I am currently reading the famous article "Universal Properties of Maps on an Interval" by Collet, Eckmann and Lanford related to the Feigenbaum–Coullet–Tresser universality. I am in particular interested in Theorem 6.3 page 236 in that article. See the article for the precise statement, but very roughly the theorem says:
Consider a transformation $T$ on an infinite dimensional space which has a hyperbolic fixed point with one unstable direction with eigenvalue $\delta$ and a codimension one stable manifold. Then there is a change of coordinates to a new system $(x,y)$ where:
- the stable manifold is given by $y=0$
- the unstable manifold is given by $x=0$
- the transformation $T$ takes the form $$ (x,y)\longmapsto (M(x,y), \delta \ y) $$ in this new coordinate system.
In other words, this realizes a linearization in the unstable direction only.
I would like to know about similar/related theorems, follow-ups, improvements, etc. that exist in the literature.
Using keyword searches etc. has been quite disappointing and I can definitely use the help of people with expertise in the area. For instance, I did not know the above paper contained such a theorem until a chance discussion with one of the authors.
Edit with some context:
The method used in the CEL article is as follows. They first do some prep work in order to have a coordinate system $(x,y)$ satisfying the first two properties, i.e., such that the stable and unstable manifolds are straight. Then they construct the partial conjugation as $$ z(x,y)=\lim_{n\rightarrow \infty} \delta^{-n} y_n(x,y) $$ where $y_n$ denotes the $y$ coordinate of the $n$-th iterate of the point $(x,y)$ by a suitable cut-off modifcation of $T$.

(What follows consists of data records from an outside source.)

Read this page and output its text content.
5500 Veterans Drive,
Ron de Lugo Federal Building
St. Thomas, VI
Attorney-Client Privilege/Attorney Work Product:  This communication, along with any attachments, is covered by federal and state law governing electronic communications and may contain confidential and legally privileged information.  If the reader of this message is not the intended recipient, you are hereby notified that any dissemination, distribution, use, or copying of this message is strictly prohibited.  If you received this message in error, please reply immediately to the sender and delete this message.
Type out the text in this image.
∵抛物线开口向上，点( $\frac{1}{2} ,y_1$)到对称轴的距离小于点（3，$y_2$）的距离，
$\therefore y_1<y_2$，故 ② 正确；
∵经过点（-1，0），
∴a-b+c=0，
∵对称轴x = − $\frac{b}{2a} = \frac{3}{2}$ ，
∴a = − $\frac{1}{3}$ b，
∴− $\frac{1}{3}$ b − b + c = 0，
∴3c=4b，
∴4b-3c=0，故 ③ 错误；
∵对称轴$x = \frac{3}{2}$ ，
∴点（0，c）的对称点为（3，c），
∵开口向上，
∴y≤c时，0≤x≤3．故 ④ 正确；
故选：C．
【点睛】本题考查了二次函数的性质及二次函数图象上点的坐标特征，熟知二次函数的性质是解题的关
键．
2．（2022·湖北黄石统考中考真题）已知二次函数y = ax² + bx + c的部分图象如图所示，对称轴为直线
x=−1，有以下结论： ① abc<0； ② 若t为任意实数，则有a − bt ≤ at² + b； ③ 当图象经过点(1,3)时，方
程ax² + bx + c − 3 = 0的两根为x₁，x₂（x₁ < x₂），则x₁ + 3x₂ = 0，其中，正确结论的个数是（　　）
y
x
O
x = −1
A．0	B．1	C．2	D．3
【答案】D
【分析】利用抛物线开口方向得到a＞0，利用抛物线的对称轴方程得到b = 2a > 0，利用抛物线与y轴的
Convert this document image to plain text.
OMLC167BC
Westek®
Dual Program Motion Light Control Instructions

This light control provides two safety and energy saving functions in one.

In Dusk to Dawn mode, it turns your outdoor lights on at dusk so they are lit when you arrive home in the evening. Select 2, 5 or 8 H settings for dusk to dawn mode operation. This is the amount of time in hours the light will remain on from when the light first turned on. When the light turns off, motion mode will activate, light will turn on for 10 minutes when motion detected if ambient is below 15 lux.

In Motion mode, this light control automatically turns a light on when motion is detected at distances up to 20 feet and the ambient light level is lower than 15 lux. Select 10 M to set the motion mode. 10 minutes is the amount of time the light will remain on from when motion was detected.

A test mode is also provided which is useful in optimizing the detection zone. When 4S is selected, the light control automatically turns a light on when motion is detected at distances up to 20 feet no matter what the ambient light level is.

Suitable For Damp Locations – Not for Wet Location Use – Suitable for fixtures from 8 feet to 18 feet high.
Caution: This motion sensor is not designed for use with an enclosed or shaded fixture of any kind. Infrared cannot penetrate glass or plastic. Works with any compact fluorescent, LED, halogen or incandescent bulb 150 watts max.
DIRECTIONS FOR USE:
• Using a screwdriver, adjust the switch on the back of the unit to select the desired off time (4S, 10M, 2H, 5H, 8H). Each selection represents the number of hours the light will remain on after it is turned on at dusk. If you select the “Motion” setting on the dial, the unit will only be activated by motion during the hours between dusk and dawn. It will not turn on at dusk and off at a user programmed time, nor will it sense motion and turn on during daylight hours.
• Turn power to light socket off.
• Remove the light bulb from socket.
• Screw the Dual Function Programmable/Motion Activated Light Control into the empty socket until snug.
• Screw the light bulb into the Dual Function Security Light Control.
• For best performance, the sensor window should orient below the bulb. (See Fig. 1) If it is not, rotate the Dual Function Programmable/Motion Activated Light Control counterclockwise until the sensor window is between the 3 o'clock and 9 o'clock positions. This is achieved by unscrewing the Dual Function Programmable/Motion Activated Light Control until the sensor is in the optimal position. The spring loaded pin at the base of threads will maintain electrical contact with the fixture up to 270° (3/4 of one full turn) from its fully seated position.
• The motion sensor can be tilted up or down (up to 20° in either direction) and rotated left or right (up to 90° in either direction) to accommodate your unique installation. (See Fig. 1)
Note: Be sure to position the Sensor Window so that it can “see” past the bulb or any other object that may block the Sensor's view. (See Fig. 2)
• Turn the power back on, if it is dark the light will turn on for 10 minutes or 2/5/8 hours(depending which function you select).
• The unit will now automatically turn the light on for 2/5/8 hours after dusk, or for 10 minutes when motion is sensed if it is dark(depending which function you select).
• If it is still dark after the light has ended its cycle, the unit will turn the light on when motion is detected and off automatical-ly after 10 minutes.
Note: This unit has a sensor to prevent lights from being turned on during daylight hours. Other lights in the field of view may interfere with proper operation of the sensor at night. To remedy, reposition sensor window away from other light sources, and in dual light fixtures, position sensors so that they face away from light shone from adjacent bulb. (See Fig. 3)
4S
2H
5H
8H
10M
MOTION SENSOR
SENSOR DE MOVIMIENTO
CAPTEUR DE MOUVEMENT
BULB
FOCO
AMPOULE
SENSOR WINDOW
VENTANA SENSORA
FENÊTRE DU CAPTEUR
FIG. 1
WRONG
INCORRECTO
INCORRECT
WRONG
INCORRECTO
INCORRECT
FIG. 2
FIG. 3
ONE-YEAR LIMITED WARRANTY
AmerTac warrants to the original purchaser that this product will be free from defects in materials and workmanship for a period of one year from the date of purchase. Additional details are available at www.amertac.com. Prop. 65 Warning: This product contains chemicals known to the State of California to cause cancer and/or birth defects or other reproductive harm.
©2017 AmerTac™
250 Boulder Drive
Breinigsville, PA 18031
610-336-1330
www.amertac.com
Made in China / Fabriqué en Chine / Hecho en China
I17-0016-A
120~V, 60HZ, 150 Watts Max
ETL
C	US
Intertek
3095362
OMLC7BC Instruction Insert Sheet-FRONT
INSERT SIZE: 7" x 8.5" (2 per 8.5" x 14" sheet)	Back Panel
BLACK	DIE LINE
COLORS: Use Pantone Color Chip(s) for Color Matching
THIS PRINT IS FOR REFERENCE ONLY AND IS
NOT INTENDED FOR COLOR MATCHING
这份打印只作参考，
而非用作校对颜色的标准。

This is very similar to the construction of wave operators in scattering theory.
The reason I am interested in this is because in recent joint work (see Rigorous quantum field theory functional integrals over the p-adics I: anomalous dimensions with Ajay Chandra and Gianluca Guadagni) we proved the following:
Assume $T$ is analytic and has a hyperbolic fixed point $v_{*}$ with only one expanding direction with eigenvalue $\delta$. Then $$ \Psi(v,w)=\lim_{n\rightarrow \infty} T^n(v+\delta^{-n}w) $$ exists and is analytic (jointly in $w$ and the component of $v$ along the stable tangent space used in the analytic parametrization of the stable manifold). Here $v$ belongs to the stable manifold and $w$ is arbitrary but not too big. This function $\Psi$ is not a true linearization, not even a partial one such as the $z$ function of CEL but it shares some of that flavor. Namely, it satisfies the properties:
- $T\circ\Psi(v,w)=\Psi(v,\delta\ w)$.
- $\Psi$ takes its values in the unstable manifold.
- $\Psi(v,w)=\Psi(v_{*},L_{v}(w))$ where $L_v$ is a $v$-dependent linear map onto the unstable tangent space.
The $\Psi$ function can be seen as the $w$ directional derivative of the $z$ function on the stable manifold. It is a "true linearization" on the unstable manifold only. I would like to know if similar results exist in the literature.